The innate unwieldiness of the medium makes it antithetical to the precision required of a cartographer; rather than delineating coastlines and mountain ridges, the terrazzo oozes, shifts, and submerges the artists’ careful designs into freewheeling abstractions—an effect that plays directly into their conception of maps not as navigational guides, but as documents of
uncertainty, subjectivity, and political, social,
and cultural distortions.
Each of the seven map projections that act as templates for the artworks, including such well-known examples as the Mercator projection, used for 16th-century seafaring as well as GPS maps, and the Dymaxion projection developed by Buckminster Fuller, is itself a distortion resulting from the attempt to depict a sphere in two dimensions, much in the same way that clocks, with their lockstep precision, are a distortion of both Einstein’s understanding of the relativity of time and our personal perception of time’s elastic pace.
In the Sky Lobby, past a terrazzo painting of a sunflower hanging in the entrance corridor, the artists have installed thirty-eight clocks under the title “Universal Coordinated Time”, which is the politically negotiated term for Greenwich Mean Time (resolving a dispute between England and France). While each of the thirty-eight clocks represents a real time zone, the irony is that only twenty-four time zones are needed to track the alteration of night and day across the globe. The array of clocks is a graphic display of the social and political forces that have distorted the actuality of time with the human desire to use it as a tool for trade, industry, and power.

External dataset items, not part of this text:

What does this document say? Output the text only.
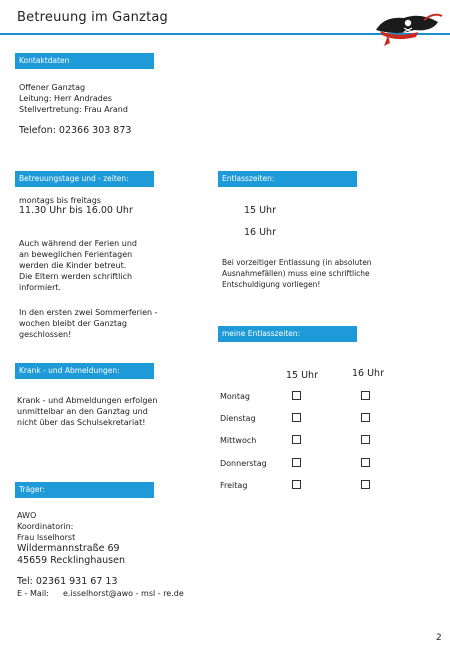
Betreuung im Ganztag
Kontaktdaten
Offener Ganztag
Leitung: Herr Andrades
Stellvertretung: Frau Arand
Telefon: 02366 303 873
Betreuungstage und - zeiten:
montags bis freitags
11.30 Uhr bis 16.00 Uhr
Auch während der Ferien und
an beweglichen Ferientagen
werden die Kinder betreut.
Die Eltern werden schriftlich
informiert.
In den ersten zwei Sommerferien -
wochen bleibt der Ganztag
geschlossen!
Entlasszeiten:
15 Uhr
16 Uhr
Bei vorzeitiger Entlassung (in absoluten
Ausnahmefällen) muss eine schriftliche
Entschuldigung vorliegen!
Krank - und Abmeldungen:
Krank - und Abmeldungen erfolgen
unmittelbar an den Ganztag und
nicht über das Schulsekretariat!
meine Entlasszeiten:
15 Uhr	16 Uhr
Montag
Dienstag
Mittwoch
Donnerstag
Freitag
Träger:
AWO
Koordinatorin:
Frau Isselhorst
Wildermannstraße 69
45659 Recklinghausen
Tel: 02361 931 67 13
E - Mail: e.isselhorst@awo - msl - re.de
2
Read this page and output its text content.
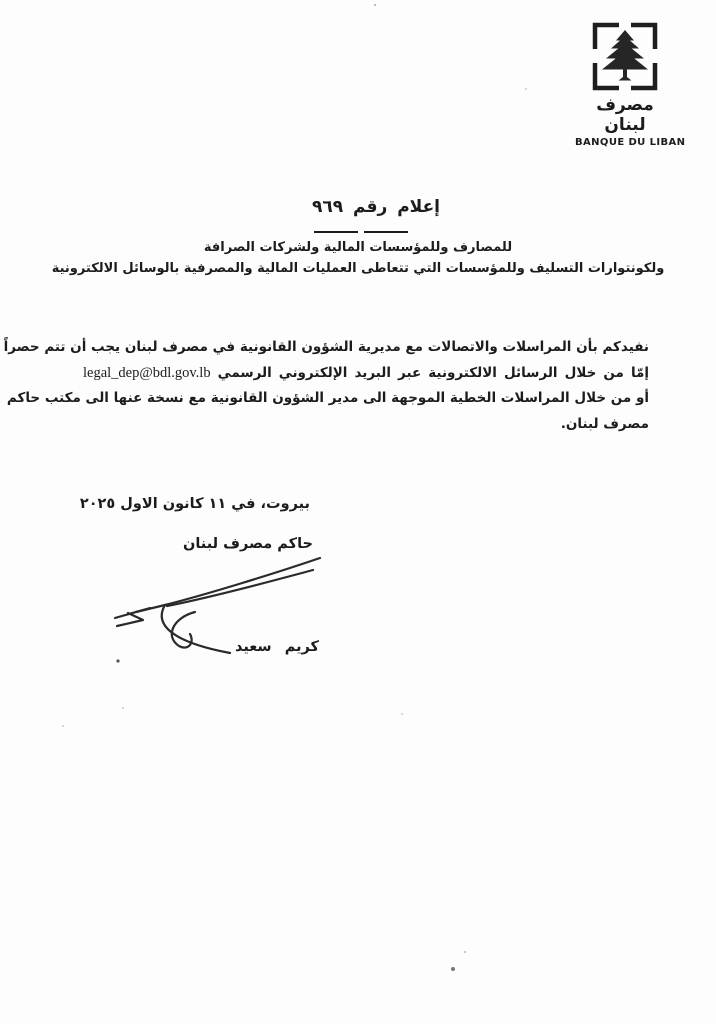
مصرف لبنان
BANQUE DU LIBAN
إعلام رقم ٩٦٩
للمصارف وللمؤسسات المالية ولشركات الصرافة
ولكونتوارات التسليف وللمؤسسات التي تتعاطى العمليات المالية والمصرفية بالوسائل الالكترونية
نفيدكم بأن المراسلات والاتصالات مع مديرية الشؤون القانونية في مصرف لبنان يجب أن تتم حصراً
إمّا من خلال الرسائل الالكترونية عبر البريد الإلكتروني الرسمي legal_dep@bdl.gov.lb
أو من خلال المراسلات الخطية الموجهة الى مدير الشؤون القانونية مع نسخة عنها الى مكتب حاكم
مصرف لبنان.
بيروت، في ١١ كانون الاول ٢٠٢٥
حاكم مصرف لبنان
كريم سعيد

Ryan Bush (b.1990, Denver, CO) and Raphael Martinez-Cohen (b.1989, New York, NY) have been collaborating as Ficus Interfaith since 2013. The name Ficus Interfaith (described in the project’s Wikipedia page as a reference to the “fig tree genus and the allure of spirituality”) is an epigram crystallizing the artists’ dual interest in the known and unknown. Based in Queens, New York, Ficus Interfaith has been the subject of solo exhibitions in New York, Tokyo, Chicago, and Los Angeles, and has participated in group shows across the US as well as in Toronto and London, along with residencies in California, Japan, and New York.